My wife and I came to rainy and gloomy Seattle on Sunday, January 24th, ostensibly for her to continue her battle/treatment for Lyme disease with a new Lyme-literate specialist who practices here. We're here for almost a week and will head back to NYC on Saturday, January 30th. Her doctor's clinic is actually in Kirkland — about 30 minutes north of downtown Seattle — so we're staying at a Courtyard Marriott in Kirkland. It's not exactly an up-and-coming suburb, but we've managed to find some decent eateries, and even swallowed our pride and ate at the Olive Garden (!) for lunch once. We did manage to find a cute little conveyor belt sushi place nearby so that sort of rebalances the food equation.

While here and shuttling her back & forth to the clinic, I of course work remotely as many professionals do. However, as a creative director and designer it's certainly a step forward to be able to do this without massive interruptions in our workload and workflow. There are pros and cons of working while traveling, and especially when working from the west coast.

The most obvious is the challenges of the 3-hour time difference. So far, I've had no problem keeping my body clock on NYC time and getting started sometime between 6 and 7am. This has worked well all week. We start the day, have lunch and end the day pretty much in sync.

Another challenge is getting work done efficiently. If you travel and need to work and/or solve a problem with a job that's in production, you have to have access to your job files. In the early days of my business, whenever I worked remotely I took my laptop along, and I copied our entire active client job library onto a portable Firewire drive and made layout revisions on it. Then we I got back, I copied the files back. This works fine as long as A) your files all copy without errors, B) you gave yourself plenty of time the night before to sit there and watch 100GB of data copy, and C) nothing happens to your drive in transit. I once took a trip and realized in my hotel that all the backup software I'd used had not copied the most recent "modified" job folders to my portable external drive. It was a depressing moment.

So for the past several years, my modus operandi has been to keep all job files on our office network drive and utilize the power of DynDNS.org. It allows me to access our network externally from any available broadband internet connection by recognizing the dynamic IP Address our router connects with at our ISP. Even with that somewhat sophisticated method of file access, copying the art and layout files can be slow.
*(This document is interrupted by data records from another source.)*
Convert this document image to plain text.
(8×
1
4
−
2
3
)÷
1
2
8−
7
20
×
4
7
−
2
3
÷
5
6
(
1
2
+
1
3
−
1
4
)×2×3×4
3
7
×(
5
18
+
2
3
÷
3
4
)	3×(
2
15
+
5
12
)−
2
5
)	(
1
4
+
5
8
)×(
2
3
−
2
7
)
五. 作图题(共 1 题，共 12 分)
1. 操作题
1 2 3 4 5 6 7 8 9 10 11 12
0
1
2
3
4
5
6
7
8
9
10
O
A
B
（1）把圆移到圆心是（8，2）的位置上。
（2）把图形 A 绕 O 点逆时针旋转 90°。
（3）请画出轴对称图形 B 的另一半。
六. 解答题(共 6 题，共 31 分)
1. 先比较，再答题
Like most home or business ISP's offerings, upload speed is much slower than download speed. Consequently, opening or copying my files from a remote location is slow because data is uploading through a slow connection out of our office, and thereby, to me. It works, but it's not nearly as fast as working within your own office's network. Be patient with this method. It saves you the stress of carrying your company's job files around, but it costs you in time.

I can't speak highly enough of smartphones in general, and the iPhone specifically, when working on the road. We've used it to navigate ourselves to virtually every destination we've needed in Seattle through the built-in maps app. (Conversely, the Sony GPS we brought along was nearly useless and often displayed a "weak signal" indicator. Avoid their GPS products.) The Whole Foods app came in very handy when we needed some things that only they stock.

In general, I found Seattle and its suburbs to be pretty wireless compliant, if not a bit too open maybe. I found open wireless connections all over the place. Good for me and accessing info with speed, bad for people who trust the universe and probably get hacked a lot.

Lastly, and this is more of a topical note rather than a summary and closing statement: I was here in Seattle while the Apple iPad media event broadcast on Wednesday. Cool product. I want one. I'm already thinking of the possibilities for client apps for it, and on a more personal note, planning what to do with all my future leftover bookshelf space at home.